ナハニ国立公園は1978年、世界遺産条約に基づく最初の登録物件群、すなわち世界で最も早く登録された世界遺産のひとつとしてリストに加えられた。当初の公園は1976年に設立されており、その後2009年には周辺地域を大幅に編入する形でカナダ国内の公園自体の範囲が広げられ、現在は『ナハニ国立公園保護区』としてより広い区域が管理されているとされる(世界遺産としての登録範囲は当初の指定エリアが中心である点に留意したい)。

公園の代名詞とも言えるバージニア滝は、ナイアガラの滝の2倍近い落差を持つとされる大瀑布で、サウス・ナハニ川がここで一気に切り立った峡谷へと流れ込む。下流側では川が幾重にも蛇行しながら深いキャニオンを形成し、風化・侵食・地殻変動・カルスト化など多様な地質作用が現在進行形で観察できる点が評価されている。公園北部の石灰岩地帯には『グロット・バレリー』と呼ばれる全長1,900メートル超のトンネルを持つ氷穴が存在するとされ、亜寒帯地域における代表的なカルスト地形の一つとして地質学者の関心を集めてきた。

登録基準は(vii)と(viii)である。(vii)は類まれな自然美・自然現象を有する物件に適用される基準で、バージニア滝からキャニオンへと続く劇的な景観の変化がこれに該当するとされる。(viii)は地球の歴史上の主要な段階を物語る地形・地質学的記録に適用される基準で、河川侵食・地殻変動・カルスト形成など多様な地質プロセスが良好に保存されている点が評価されている。なお、この地域はデネ族をはじめとする先住民にとって古くから重要な意味を持つ土地であり、地元では『ナハ・デヘ』の名でも呼ばれているとされる。

よくある質問

Q. ナハニ国立公園はなぜ『最初期の世界遺産』と言われるのですか?
A. 1978年、世界遺産条約に基づいて最初にリストに加えられた物件群の一つに数えられているためです。世界遺産制度が始まって間もない時期から、その自然的価値が国際的に認められていました。

Q. バージニア滝はどのくらいの規模の滝ですか?
A. 落差はナイアガラの滝のおよそ2倍とされ、サウス・ナハニ川が峡谷へと流れ込む地点にある公園を代表する景観です。

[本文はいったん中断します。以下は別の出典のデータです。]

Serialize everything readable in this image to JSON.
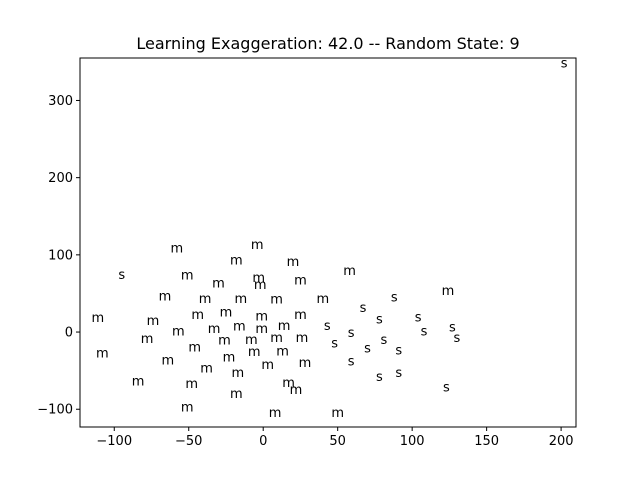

Q. 登録基準(vii)(viii)は具体的に何を評価したものですか?
A. (vii)は類まれな自然美や自然現象、(viii)は地球の歴史を物語る地形・地質学的プロセスの記録としての価値を評価する基準で、いずれも劇的な峡谷地形と多様な地質作用が高く評価されました。

Q. ナハニ国立公園への行き方は?
A. 道路が通じていないため、フォート・シンプソンなどの拠点からチャーター水上飛行機で入るのが一般的です。バージニア滝とグレイシャー・レイクが日帰り利用できる主な発着地とされています。

旅行情報

公園内に道路はなく、訪問はフォート・シンプソン等からのチャーター水上飛行機によるアクセスが一般的とされる。フライトは1〜2時間程度で、バージニア滝とグレイシャー・レイクが日帰り利用可能な主な発着地とされる。カヌーやラフティングによる川下り、遊覧飛行なども行われており、アクセスに適した時期は6月下旬から8月にかけてとされる。